Chip removal can be more difficult in this style of carbide drill because the chips are not guided along a helix. With helix flutes, the motion of chip removal is mostly continuous from their initiation point, through the flute valleys, and finally out of the flute valleys. The helix creates a wedge which helps push the chips along, but the straight flute does not have that. It interrupts that natural turning motion created by the drill face which can affect chip evacuation. Due to the interruption in motion this type of drill is better suited for applications involving chips of smaller size.

PRO TIP:

Helix drills create multiple different forces on the part, which can create micro imperfections. The Straight Flute Drills do not create those forces, so the finish is much more consistent down to the micro level. The margins of the Straight Flute Drill also burnish the inside of the hole as they spin, which improves the finish as well. When comparing the Straight Flute Drill to a helix drill, the length of the overall contact point is much shorter in the Straight Flute Drill, and has less heat generation. The decreased heat will also reduce the probability of work hardening.

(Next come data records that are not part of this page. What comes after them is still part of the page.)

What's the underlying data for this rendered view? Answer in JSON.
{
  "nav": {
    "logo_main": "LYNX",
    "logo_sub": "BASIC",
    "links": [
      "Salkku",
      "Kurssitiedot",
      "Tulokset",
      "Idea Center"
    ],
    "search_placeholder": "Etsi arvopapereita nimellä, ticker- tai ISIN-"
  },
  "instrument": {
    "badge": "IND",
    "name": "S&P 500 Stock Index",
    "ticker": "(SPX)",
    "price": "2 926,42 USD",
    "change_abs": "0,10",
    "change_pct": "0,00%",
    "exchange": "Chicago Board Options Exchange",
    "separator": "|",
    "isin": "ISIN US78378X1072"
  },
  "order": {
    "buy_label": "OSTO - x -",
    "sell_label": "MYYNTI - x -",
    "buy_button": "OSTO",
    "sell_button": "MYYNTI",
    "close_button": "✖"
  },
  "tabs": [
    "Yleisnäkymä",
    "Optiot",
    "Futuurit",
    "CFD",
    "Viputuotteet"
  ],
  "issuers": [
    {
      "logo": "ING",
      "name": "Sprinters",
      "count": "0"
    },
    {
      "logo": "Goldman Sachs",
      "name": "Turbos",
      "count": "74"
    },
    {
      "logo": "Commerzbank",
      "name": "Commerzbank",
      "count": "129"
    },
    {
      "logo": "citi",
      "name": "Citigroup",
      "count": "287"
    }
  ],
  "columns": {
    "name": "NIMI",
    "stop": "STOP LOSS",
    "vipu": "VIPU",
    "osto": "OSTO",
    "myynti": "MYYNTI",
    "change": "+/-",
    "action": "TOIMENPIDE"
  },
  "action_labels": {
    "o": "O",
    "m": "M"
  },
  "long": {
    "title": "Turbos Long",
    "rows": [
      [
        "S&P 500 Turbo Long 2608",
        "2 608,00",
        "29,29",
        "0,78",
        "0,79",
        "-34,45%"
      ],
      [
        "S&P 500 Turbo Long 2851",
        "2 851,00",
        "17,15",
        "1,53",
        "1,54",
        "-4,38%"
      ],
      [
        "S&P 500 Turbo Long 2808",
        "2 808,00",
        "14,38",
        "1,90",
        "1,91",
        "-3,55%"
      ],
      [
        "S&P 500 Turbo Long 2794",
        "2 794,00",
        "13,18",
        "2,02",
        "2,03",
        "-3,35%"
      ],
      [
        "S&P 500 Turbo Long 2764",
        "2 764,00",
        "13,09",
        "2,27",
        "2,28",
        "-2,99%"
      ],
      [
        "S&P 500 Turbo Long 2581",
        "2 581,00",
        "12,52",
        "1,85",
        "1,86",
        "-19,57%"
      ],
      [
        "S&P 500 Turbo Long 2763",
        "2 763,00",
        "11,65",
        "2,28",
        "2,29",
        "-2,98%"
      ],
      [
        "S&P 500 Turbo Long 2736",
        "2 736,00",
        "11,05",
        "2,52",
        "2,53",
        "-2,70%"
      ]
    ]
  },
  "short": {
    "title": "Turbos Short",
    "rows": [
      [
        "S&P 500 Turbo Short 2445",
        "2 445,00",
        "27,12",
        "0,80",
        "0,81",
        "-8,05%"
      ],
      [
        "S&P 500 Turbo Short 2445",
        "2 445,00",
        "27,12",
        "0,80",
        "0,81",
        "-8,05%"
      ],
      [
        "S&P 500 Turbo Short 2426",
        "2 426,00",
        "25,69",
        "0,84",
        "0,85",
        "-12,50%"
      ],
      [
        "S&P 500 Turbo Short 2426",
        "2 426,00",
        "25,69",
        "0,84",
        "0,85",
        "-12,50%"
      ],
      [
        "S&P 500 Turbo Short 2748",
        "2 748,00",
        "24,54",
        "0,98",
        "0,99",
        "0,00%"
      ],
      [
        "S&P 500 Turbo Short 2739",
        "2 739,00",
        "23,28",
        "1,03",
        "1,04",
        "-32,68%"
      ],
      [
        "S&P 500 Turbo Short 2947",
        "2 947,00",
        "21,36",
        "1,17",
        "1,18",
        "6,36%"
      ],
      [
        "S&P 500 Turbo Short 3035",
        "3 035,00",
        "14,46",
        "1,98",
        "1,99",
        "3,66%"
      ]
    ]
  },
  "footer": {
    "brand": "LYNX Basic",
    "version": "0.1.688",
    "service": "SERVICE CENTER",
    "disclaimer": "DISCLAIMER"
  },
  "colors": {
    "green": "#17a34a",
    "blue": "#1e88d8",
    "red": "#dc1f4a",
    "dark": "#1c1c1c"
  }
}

Selecting Your Perfect Titan USA Carbide Drill

Selecting the correct carbide drill for your application is a crucial step in hole making. The Jobber Drill is a great general-purpose drill and should be utilized in applications requiring long reach. The Stub Drill increases the rigidity with its shorter length of flute, allowing it to drill with higher accuracy. Applications which involve tight tolerances and more shallow holes can be done with the Stub Drill for high-quality results. Lastly, for difficult to machine and hard materials, the Straight Flute Drill is the perfect solution. When the core diameter and chip evacuation is properly addressed, the Straight Flute Drill produces beautifully consistent surface finish and extremely tight tolerances. Similarly, Titan USA offers its carbide drills in both an uncoated option, and AlTiN coating. Traditionally, uncoated tools are general purpose workhorses in a wide variety of materials both ferrous and non-ferrous. AlTiN or Aluminum Titanium Nitride is an enhanced coating specifically made for ferrous materials that extends tool life and performance across a wide range of steels and their alloys.